In 2022, The LiTEArary Society expanded and completed a project called the West Virginia Head Start Road tour where a brand-new, Scholastic book was donated to every enrolled child in Head Start in West Virginia, 6,778 books in total. Rania personally travelled across West Virginia to each Head Start center to drop off the books for the children.

For her work with The LiTEArary Society, Rania Zuri has been featured on many national media sources, including Good Morning America, NBC Nightly News with Lester Holt, The Today Show, The Kelly Clarkson Show, Forbes, Teen Vogue, Fox News, NPR, The Washington Post and more. The LiTEArary Society has sponsorships and partnerships with National Head Start, Scholastic, Pilot Pens, Hershey's, Starbucks, and others.

As of October 2023, The LiTEArary Society has donated over $326,000 worth of brand-new books to over 28,000 disadvantaged preschool children in Head Start programs in all 50 states.

== U.S. Senate Resolution ==
In October 2023, Rania became the youngest author of a U.S. Senate Resolution in history. She authored a bipartisan U.S. Senate Resolution for the first National Early Childhood Literacy Awareness Day on October 20 to bring awareness to early childhood literacy issues. The U.S. Senate resolution for this commemorative day is sponsored by U.S. Senator Joe Manchin, Senator Susan Collins, Senator Shelley Moore Capito, and Senator Angus King. The resolution "unanimously" passed in the U.S. Senate in October 2023.

Prior to becoming a U.S. Senate Resolution, Rania established National Early Childhood Literacy Awareness Day as a West Virginia State proclamation by Governor Jim Justice in July 2023.

== Journalism ==
Rania wrote a 2022 article for Teen Vogue about book deserts and literacy. In August 2022, she also wrote an opinion piece about education and standardized testing for NBC News Online.

Following the passing of the U.S. Senate Resolution she authored, she wrote another op-ed for Teen Vogue about literacy rates and ending book deserts through policy.

== Public Speaking ==
Rania has given a TEDx Talk about book deserts with over 40,000 views on Youtube and TED.com combined. She also was a guest on NPR's Inside Appalachia and NPR's 1A radio show.

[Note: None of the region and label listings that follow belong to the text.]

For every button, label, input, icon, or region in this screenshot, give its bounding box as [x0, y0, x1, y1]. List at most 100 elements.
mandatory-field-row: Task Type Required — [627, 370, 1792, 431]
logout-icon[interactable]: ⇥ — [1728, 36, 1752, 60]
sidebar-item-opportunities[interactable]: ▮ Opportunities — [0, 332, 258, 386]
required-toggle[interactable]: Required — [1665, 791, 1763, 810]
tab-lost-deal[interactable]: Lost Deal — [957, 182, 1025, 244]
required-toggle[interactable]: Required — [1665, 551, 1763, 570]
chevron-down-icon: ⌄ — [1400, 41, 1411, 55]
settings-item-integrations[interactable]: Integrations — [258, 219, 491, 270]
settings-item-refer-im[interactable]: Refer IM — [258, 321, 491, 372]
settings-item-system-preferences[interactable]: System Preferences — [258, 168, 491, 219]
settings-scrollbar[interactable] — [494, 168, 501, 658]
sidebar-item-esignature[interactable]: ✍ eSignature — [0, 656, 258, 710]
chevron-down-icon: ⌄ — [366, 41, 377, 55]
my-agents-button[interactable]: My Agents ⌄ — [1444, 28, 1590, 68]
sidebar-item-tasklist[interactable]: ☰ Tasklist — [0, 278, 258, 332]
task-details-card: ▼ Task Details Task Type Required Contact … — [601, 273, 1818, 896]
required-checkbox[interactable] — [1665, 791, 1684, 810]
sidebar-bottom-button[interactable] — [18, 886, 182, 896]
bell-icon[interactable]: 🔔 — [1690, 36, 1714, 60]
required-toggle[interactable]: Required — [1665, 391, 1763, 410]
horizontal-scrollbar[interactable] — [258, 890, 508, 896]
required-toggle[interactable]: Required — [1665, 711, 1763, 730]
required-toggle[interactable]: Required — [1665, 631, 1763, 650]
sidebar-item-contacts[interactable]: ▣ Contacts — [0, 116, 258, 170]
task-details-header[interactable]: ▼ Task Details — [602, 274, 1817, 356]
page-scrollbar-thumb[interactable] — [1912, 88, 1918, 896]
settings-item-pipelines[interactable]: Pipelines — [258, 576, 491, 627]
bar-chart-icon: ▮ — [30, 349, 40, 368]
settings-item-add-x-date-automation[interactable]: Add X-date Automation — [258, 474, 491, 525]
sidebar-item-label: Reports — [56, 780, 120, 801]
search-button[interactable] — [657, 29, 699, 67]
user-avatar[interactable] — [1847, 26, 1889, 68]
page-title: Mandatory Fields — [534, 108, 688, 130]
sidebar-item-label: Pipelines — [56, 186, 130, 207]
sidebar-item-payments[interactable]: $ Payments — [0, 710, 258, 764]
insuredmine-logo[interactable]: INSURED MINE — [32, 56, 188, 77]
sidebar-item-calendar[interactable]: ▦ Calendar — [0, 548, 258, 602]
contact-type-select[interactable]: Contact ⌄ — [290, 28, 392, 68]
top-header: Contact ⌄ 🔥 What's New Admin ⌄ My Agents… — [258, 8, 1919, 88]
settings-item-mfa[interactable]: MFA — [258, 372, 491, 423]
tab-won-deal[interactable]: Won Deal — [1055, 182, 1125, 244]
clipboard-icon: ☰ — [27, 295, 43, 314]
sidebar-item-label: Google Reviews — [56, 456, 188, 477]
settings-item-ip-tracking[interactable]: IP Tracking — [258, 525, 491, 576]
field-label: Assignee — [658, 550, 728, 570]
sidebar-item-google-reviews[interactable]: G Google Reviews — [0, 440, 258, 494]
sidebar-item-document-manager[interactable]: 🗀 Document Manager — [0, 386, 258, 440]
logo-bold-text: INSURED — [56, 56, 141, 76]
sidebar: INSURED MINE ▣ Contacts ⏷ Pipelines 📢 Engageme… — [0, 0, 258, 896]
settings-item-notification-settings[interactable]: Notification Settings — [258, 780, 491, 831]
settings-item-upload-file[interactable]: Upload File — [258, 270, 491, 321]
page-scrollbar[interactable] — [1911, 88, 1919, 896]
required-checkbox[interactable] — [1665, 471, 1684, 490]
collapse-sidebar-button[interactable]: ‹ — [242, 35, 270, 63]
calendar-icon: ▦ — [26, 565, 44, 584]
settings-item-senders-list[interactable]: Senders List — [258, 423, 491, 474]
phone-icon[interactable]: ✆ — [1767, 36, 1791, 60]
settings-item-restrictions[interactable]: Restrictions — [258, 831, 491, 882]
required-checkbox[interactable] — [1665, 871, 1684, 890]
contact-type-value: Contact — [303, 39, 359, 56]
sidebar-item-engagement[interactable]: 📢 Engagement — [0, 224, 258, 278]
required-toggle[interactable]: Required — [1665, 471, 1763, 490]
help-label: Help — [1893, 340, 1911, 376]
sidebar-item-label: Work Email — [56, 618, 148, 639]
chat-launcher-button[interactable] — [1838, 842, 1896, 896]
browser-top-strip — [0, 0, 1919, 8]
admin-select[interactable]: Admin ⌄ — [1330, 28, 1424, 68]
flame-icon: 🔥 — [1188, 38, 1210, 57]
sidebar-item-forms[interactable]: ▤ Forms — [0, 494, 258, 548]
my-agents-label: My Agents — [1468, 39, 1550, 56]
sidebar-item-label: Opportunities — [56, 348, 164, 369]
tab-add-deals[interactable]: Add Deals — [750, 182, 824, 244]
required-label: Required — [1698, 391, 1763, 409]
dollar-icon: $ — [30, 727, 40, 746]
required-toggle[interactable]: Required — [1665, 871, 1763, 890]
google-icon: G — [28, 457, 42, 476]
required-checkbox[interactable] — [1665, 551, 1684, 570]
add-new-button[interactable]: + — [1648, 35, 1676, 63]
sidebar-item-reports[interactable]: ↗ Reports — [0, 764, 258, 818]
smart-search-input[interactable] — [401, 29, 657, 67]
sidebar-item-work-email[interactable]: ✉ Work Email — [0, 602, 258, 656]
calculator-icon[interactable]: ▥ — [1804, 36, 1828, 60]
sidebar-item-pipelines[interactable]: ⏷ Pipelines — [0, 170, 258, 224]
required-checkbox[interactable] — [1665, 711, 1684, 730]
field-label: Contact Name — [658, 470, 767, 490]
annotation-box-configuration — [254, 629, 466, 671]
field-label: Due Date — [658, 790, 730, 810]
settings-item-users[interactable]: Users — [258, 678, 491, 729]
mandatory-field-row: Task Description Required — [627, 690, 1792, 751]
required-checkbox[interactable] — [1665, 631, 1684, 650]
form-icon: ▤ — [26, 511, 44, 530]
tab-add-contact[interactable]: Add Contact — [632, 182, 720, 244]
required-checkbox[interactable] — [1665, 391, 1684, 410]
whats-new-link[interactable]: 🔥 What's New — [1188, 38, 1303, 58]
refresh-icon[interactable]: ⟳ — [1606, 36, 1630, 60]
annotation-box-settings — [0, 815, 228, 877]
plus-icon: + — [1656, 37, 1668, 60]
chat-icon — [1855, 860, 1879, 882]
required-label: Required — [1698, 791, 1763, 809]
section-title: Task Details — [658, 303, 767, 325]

== Recognitions and accolades ==
On International Day of the Girl in 2023, Rania was honored at the White House by First Lady Jill Biden as a "Girl Leading Change". Rania Zuri is also a Coca-Cola Scholar (2023), a recipient of the George H. W. Point of Light Award, and a winner of the Gloria Barron Prize for Young Heroes. In 2022, Forbes named her as one of "Six Teens Making the World a Better Place."

In 2023, Rania received The Diana Award, one of the most prestigious international accolades a young person (ages 8 to 25) can receive for social or humanitarian work. During the online Diana Award Ceremony, Rania was one of only 3 recipients out of the 189 global recipients to be introduced by Prince Harry.

In June 2022, Governor Jim Justice of West Virginia honored Rania with the Distinguished Mountaineer Award, the highest honor that is given to one or two WV citizens per year.

In November 2023, Rania was named on the Forbes 30 Under 30 list in the Education category and on the Youngest list.